O senhor não tem medo que isso leve a algum tipo de abuso, com indivíduos sendo presos por causa de seu perfil cerebral? Na verdade, sim – como no caso do filme Minority Report.
Nele, a polícia impede os crimes antes que aconteçam. Um grande medo
que tenho é que no futuro usemos a genética, as imagens cerebrais e
outros fatores neurobiológicos para prever a violência e aprisionar as
pessoas antes mesmo de elas cometerem qualquer crime. Isso me preocupa.
Até porque minhas imagens cerebrais se parecem com a de um criminoso que
matou 64 pessoas – eu tenho o cérebro de um serial killer.

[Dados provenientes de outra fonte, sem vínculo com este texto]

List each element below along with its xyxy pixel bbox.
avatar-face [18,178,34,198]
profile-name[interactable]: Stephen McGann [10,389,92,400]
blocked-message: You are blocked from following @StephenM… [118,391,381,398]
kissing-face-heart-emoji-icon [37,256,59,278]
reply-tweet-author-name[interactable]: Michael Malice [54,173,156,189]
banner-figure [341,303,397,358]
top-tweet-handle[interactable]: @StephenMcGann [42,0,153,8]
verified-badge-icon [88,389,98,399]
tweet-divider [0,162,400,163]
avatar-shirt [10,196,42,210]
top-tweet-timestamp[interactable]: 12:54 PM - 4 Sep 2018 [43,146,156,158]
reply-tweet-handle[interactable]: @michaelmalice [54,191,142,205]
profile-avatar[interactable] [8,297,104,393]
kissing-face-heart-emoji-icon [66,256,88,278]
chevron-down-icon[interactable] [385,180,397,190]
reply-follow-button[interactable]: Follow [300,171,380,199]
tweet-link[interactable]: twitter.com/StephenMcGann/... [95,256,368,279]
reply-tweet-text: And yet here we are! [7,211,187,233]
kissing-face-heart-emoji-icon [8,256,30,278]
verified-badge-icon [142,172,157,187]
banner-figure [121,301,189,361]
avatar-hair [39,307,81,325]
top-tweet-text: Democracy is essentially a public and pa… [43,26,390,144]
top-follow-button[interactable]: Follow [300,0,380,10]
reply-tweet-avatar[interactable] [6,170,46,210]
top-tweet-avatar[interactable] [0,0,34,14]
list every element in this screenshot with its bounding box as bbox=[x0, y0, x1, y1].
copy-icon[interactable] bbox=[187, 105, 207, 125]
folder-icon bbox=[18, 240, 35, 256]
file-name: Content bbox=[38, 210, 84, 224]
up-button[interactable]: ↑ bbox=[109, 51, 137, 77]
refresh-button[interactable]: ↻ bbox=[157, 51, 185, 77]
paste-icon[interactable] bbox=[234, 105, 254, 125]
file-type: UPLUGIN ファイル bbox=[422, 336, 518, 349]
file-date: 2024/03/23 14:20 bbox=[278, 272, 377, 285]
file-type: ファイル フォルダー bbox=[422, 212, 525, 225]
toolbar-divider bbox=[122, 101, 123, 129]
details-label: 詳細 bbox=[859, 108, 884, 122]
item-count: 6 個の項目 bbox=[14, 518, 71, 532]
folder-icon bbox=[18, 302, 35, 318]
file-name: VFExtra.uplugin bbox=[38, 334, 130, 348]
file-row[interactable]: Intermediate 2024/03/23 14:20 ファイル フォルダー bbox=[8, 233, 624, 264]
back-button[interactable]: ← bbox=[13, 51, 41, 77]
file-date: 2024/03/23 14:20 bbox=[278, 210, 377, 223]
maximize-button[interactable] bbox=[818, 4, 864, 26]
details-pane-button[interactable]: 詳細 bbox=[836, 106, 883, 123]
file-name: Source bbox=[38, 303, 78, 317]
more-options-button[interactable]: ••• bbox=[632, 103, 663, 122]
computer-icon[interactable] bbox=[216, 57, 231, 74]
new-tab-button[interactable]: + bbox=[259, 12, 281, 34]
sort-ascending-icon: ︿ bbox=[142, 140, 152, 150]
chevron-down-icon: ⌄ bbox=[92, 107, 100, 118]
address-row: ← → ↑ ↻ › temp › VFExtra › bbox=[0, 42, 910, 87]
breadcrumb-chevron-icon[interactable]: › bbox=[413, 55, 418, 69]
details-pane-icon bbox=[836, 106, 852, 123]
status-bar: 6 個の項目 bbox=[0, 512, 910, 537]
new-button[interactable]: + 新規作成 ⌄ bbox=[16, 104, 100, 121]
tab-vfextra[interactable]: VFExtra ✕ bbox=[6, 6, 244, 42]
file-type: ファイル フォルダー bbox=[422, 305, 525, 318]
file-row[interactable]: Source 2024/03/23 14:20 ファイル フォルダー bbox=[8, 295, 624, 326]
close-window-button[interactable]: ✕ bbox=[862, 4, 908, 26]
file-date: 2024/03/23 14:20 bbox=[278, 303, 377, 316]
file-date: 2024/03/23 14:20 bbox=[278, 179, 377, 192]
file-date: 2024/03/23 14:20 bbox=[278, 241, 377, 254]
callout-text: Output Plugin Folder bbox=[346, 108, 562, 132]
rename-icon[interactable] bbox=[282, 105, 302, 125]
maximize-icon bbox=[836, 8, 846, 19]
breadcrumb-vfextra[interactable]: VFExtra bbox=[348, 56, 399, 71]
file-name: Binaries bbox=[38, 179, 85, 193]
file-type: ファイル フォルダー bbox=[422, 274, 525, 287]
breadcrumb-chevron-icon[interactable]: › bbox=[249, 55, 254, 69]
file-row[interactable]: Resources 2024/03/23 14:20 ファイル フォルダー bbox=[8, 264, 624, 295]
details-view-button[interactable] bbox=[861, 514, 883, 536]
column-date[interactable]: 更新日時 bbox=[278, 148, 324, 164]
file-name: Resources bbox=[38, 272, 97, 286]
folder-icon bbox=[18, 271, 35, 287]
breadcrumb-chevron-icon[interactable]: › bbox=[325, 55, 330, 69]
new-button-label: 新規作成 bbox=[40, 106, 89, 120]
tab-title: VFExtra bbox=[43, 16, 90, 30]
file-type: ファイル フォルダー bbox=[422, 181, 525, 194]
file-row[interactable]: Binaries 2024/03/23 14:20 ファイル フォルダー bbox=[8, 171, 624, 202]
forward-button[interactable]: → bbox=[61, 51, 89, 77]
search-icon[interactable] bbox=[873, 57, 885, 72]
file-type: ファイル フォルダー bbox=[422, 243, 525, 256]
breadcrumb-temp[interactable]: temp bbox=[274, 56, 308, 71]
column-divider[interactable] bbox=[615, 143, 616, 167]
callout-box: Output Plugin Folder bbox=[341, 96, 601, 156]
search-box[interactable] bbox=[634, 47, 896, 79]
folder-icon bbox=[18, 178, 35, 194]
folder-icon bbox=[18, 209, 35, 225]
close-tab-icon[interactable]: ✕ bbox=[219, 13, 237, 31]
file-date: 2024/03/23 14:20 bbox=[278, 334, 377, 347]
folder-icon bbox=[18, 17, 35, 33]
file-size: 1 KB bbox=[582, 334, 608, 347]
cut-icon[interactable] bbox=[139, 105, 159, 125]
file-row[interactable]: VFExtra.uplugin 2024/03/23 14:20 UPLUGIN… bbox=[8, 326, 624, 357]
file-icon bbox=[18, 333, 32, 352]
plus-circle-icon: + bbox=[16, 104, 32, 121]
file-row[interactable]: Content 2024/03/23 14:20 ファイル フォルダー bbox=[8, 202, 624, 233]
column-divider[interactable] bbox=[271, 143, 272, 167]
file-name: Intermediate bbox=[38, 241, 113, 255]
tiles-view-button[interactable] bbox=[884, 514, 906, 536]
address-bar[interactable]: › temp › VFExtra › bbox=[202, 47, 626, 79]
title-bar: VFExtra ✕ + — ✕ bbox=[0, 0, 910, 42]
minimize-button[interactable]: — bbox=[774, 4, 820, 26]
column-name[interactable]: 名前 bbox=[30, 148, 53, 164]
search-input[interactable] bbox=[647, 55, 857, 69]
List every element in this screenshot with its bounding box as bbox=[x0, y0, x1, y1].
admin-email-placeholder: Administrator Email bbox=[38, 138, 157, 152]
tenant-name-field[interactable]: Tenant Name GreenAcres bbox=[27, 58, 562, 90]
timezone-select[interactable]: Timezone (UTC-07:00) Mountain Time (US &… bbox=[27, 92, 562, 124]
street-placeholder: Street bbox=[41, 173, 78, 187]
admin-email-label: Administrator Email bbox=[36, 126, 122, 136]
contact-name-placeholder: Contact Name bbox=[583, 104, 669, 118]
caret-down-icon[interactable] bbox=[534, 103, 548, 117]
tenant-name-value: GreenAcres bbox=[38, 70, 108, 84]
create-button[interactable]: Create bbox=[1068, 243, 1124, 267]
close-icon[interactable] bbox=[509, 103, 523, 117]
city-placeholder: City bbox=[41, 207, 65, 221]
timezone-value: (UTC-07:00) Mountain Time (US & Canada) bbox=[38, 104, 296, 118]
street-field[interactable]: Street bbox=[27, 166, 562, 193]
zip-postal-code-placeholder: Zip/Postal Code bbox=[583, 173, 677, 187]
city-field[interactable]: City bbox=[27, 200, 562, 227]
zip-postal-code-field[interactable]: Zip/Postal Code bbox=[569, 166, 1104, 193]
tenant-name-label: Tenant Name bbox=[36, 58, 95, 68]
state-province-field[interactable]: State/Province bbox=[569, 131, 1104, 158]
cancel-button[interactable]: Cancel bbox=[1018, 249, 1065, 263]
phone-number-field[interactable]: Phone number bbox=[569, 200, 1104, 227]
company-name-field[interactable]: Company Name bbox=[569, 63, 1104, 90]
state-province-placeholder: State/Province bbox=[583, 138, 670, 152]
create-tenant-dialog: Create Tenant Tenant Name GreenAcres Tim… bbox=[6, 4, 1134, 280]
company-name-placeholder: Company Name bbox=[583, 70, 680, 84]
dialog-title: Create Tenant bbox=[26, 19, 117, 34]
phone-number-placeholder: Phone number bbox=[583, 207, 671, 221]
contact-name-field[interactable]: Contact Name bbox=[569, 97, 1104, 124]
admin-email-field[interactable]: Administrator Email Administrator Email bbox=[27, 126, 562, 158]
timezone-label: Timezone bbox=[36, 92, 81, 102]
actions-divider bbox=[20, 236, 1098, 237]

Além disso, tenho outros fatores biológicos para o crime, como baixa
pressão sanguínea, e tive problemas de nutrição e no parto. Se esse
cenário acontecer o futuro, eu seria um dos primeiros a ser preso. Acho
que devemos tomar muito cuidado nessa área. Existe uma tensão entre
proteger as liberdades civis – e não prender ninguém por probabilidade –
e a necessidade de proteger a sociedade. Essa é a tensão que teremos de
enfrentar no futuro.
O senhor falou sobre a influência do cérebro, da genética e do ambiente no comportamento. Onde fica o livre-arbítrio? Esse
é outro desafio da minha área de pesquisas que costuma deixar muitas
pessoas desconfortáveis. Pense em um bebê inocente, cuja mãe fumou e
bebeu na gravidez, que teve uma nutrição ruim e problemas no parto, com
genes que podem resultar em mau comportamento, com problemas de
habitação e de educação durante seu desenvolvimento. Nós sabemos que
essa criança tem muito mais chances de se tornar um adulto violento. Uma
pergunta que surge a partir disso: será que essa pessoa tem
livre-arbítrio? Ela é responsável por seus atos? Em meu livro, eu digo
que o livre-arbítrio é reduzido em algumas pessoas, logo no começo de
suas vidas, por influências que estão além de seu controle. O
livre-arbítrio tem vários tons: a pessoa pode ter total livre-arbítrio,
pouco, ou quase nenhum. Acho que devemos levar isso em conta no sistema
judicial, na hora de punir as pessoas. Existe um caso real de um
indivíduo que teve um tumor em seu córtex pré-frontal que o transformou
num pedófilo. Os médicos retiraram o tumor, e seu comportamento voltou
ao normal. Será que ele era tão responsável por seus atos quanto alguém
que fez a mesma coisa e não tinha o tumor? Essa é a dificuldade e a
tensão desse campo de estudos, e elas não serão superadas de modo fácil.
Em um nível, é importante reconhecer os fatores de risco que conspiram
para diminuir o livre-arbítrio. Mas também temos de levar em conta a
igualdade e a justiça, buscando uma lei igual para todos. Não tenho
respostas no momento. Esse é um debate aberto.